The Maple Leafs’ third-period effort, in general, finished as a glimmer of hope for those in the locker room, a sign that this group could put it all together against a top-tier opponent. The key issue, though, is that it came too late, and changed little.
“Just hungry, man,” said Domi when asked what spurred the late-game push. “When you’re down like that, you just empty the tank. We had four lines going — everyone was going short and hard, getting out on the forecheck, our D had great gaps, the transition game was good. More of that, and we’ll get better as a group. … We’re going to get some confidence out of this game. We started to play our best hockey in the third, and we were all over them. We’ve just got to find a way to put a full 60 [minutes] together like that, and that’s when we can start beating teams like that.

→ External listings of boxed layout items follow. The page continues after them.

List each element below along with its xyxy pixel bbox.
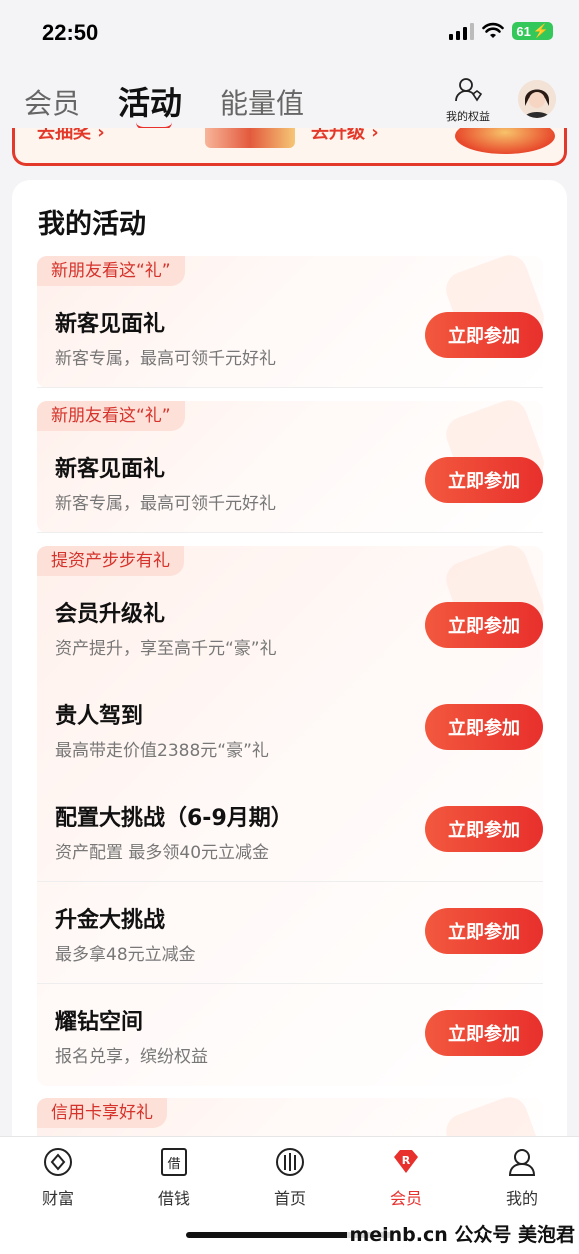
status-icons: 61 ⚡ — [449, 22, 553, 40]
promo-banner[interactable]: 去抽奖 › 去升级 › — [12, 128, 567, 166]
nav-label: 借钱 — [157, 1189, 190, 1208]
nav-wealth[interactable]: 财富 — [18, 1145, 98, 1209]
join-button[interactable]: 立即参加 — [425, 908, 543, 954]
my-benefits-button[interactable]: 我的权益 — [440, 76, 496, 124]
group-tag: 新朋友看这“礼” — [37, 256, 185, 286]
group-tag: 新朋友看这“礼” — [37, 401, 185, 431]
group-tag: 信用卡享好礼 — [37, 1098, 167, 1128]
avatar-image — [518, 80, 556, 118]
status-time: 22:50 — [42, 20, 99, 45]
divider — [37, 532, 543, 533]
top-nav: 会员 活动 能量值 我的权益 — [0, 70, 579, 130]
avatar[interactable] — [518, 80, 556, 118]
item-description: 资产配置 最多领40元立减金 — [55, 843, 270, 863]
nav-profile[interactable]: 我的 — [482, 1145, 562, 1209]
list-item: 配置大挑战（6-9月期） 资产配置 最多领40元立减金 立即参加 — [37, 780, 543, 882]
item-title: 新客见面礼 — [55, 457, 166, 482]
item-description: 最多拿48元立减金 — [55, 945, 196, 965]
member-icon: R — [394, 1150, 418, 1173]
item-description: 新客专属，最高可领千元好礼 — [55, 349, 276, 369]
list-item: 升金大挑战 最多拿48元立减金 立即参加 — [37, 882, 543, 984]
borrow-icon: 借 — [161, 1148, 187, 1176]
join-button[interactable]: 立即参加 — [425, 312, 543, 358]
item-description: 最高带走价值2388元“豪”礼 — [55, 741, 269, 761]
nav-label: 我的 — [505, 1189, 538, 1208]
nav-member[interactable]: R 会员 — [366, 1145, 446, 1209]
svg-text:借: 借 — [167, 1157, 180, 1172]
home-icon — [276, 1148, 304, 1176]
nav-label: 首页 — [273, 1189, 306, 1208]
watermark-text: meinb.cn 公众号 美泡君 — [347, 1220, 577, 1247]
nav-label: 财富 — [41, 1189, 74, 1208]
item-title: 配置大挑战（6-9月期） — [55, 806, 293, 831]
group-tag: 提资产步步有礼 — [37, 546, 184, 576]
item-description: 资产提升，享至高千元“豪”礼 — [55, 639, 277, 659]
nav-label: 会员 — [389, 1189, 422, 1208]
profile-icon — [508, 1149, 536, 1176]
divider — [37, 387, 543, 388]
tab-activity[interactable]: 活动 — [118, 78, 182, 124]
list-item: 新客见面礼 新客专属，最高可领千元好礼 立即参加 — [37, 286, 543, 388]
item-title: 耀钻空间 — [55, 1010, 144, 1035]
join-button[interactable]: 立即参加 — [425, 704, 543, 750]
wifi-icon — [482, 22, 505, 38]
list-item: 耀钻空间 报名兑享，缤纷权益 立即参加 — [37, 984, 543, 1086]
nav-home[interactable]: 首页 — [250, 1145, 330, 1209]
wealth-icon — [44, 1148, 72, 1176]
list-item: 新客见面礼 新客专属，最高可领千元好礼 立即参加 — [37, 431, 543, 533]
join-button[interactable]: 立即参加 — [425, 1010, 543, 1056]
battery-icon: 61 ⚡ — [512, 22, 553, 40]
join-button[interactable]: 立即参加 — [425, 457, 543, 503]
my-benefits-label: 我的权益 — [446, 110, 490, 123]
banner-upgrade-link[interactable]: 去升级 › — [311, 128, 379, 144]
nav-borrow[interactable]: 借 借钱 — [134, 1145, 214, 1209]
status-bar: 22:50 61 ⚡ — [0, 0, 579, 70]
item-title: 新客见面礼 — [55, 312, 166, 337]
list-item: 贵人驾到 最高带走价值2388元“豪”礼 立即参加 — [37, 678, 543, 780]
banner-lottery-link[interactable]: 去抽奖 › — [37, 128, 105, 144]
benefits-icon — [455, 78, 483, 102]
item-description: 新客专属，最高可领千元好礼 — [55, 494, 276, 514]
tab-member[interactable]: 会员 — [24, 82, 80, 122]
gift-image — [205, 128, 295, 148]
list-item: 会员升级礼 资产提升，享至高千元“豪”礼 立即参加 — [37, 576, 543, 678]
tab-energy[interactable]: 能量值 — [220, 82, 304, 122]
item-title: 贵人驾到 — [55, 704, 144, 729]
card-title: 我的活动 — [38, 209, 146, 240]
item-title: 会员升级礼 — [55, 602, 166, 627]
item-title: 升金大挑战 — [55, 908, 166, 933]
gift-box-image — [455, 128, 555, 154]
my-activities-card: 我的活动 新朋友看这“礼” 新客见面礼 新客专属，最高可领千元好礼 立即参加 新… — [12, 180, 567, 1160]
item-description: 报名兑享，缤纷权益 — [55, 1047, 208, 1067]
activity-group: 新朋友看这“礼” 新客见面礼 新客专属，最高可领千元好礼 立即参加 — [37, 250, 549, 388]
join-button[interactable]: 立即参加 — [425, 806, 543, 852]
activity-group: 新朋友看这“礼” 新客见面礼 新客专属，最高可领千元好礼 立即参加 — [37, 395, 549, 533]
signal-icon — [449, 22, 475, 40]
svg-text:R: R — [402, 1154, 411, 1167]
activity-group: 提资产步步有礼 会员升级礼 资产提升，享至高千元“豪”礼 立即参加 贵人驾到 最… — [37, 540, 549, 1086]
join-button[interactable]: 立即参加 — [425, 602, 543, 648]
battery-level: 61 — [516, 23, 531, 39]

“That’s the measuring stick over there. We’ve just to keep building confidence, and that’s who we’ve got to beat.”
His netminder saw it much the same.
“I thought we played extremely hard, especially in the third period,” said Anthony Stolarz. “You know, if we want to win games and we want to make a deep run, that last 20 minutes is going to have to be a staple for us going forward.”
In a sense, it was a microcosm of where this Maple Leafs team has been for a fair bit. Able to hang in it, make a late push, look elite for a stretch — and prone to seeing that work undone by coming up short in the big moments, when the big opportunities are there in front of them.
“We all knew going in, it’s tight. The way they play, there’s not a lot of room, and you’ve got to stay patient within your game, not force things. I thought we did a good job of that,” Berube said of his club’s effort Thursday night. “We limited their shots and they limited our shots — I mean, that’s a high-volume shot team. So I thought our checking was good, and I thought we did a lot of good things. You always want to be better. We’ve got to push through this and get better. You know, we competed hard, and it was a hard game. It was a tough, tight hockey game out there.
“We had power-play opportunities, and we didn’t capitalize on them — and they did.”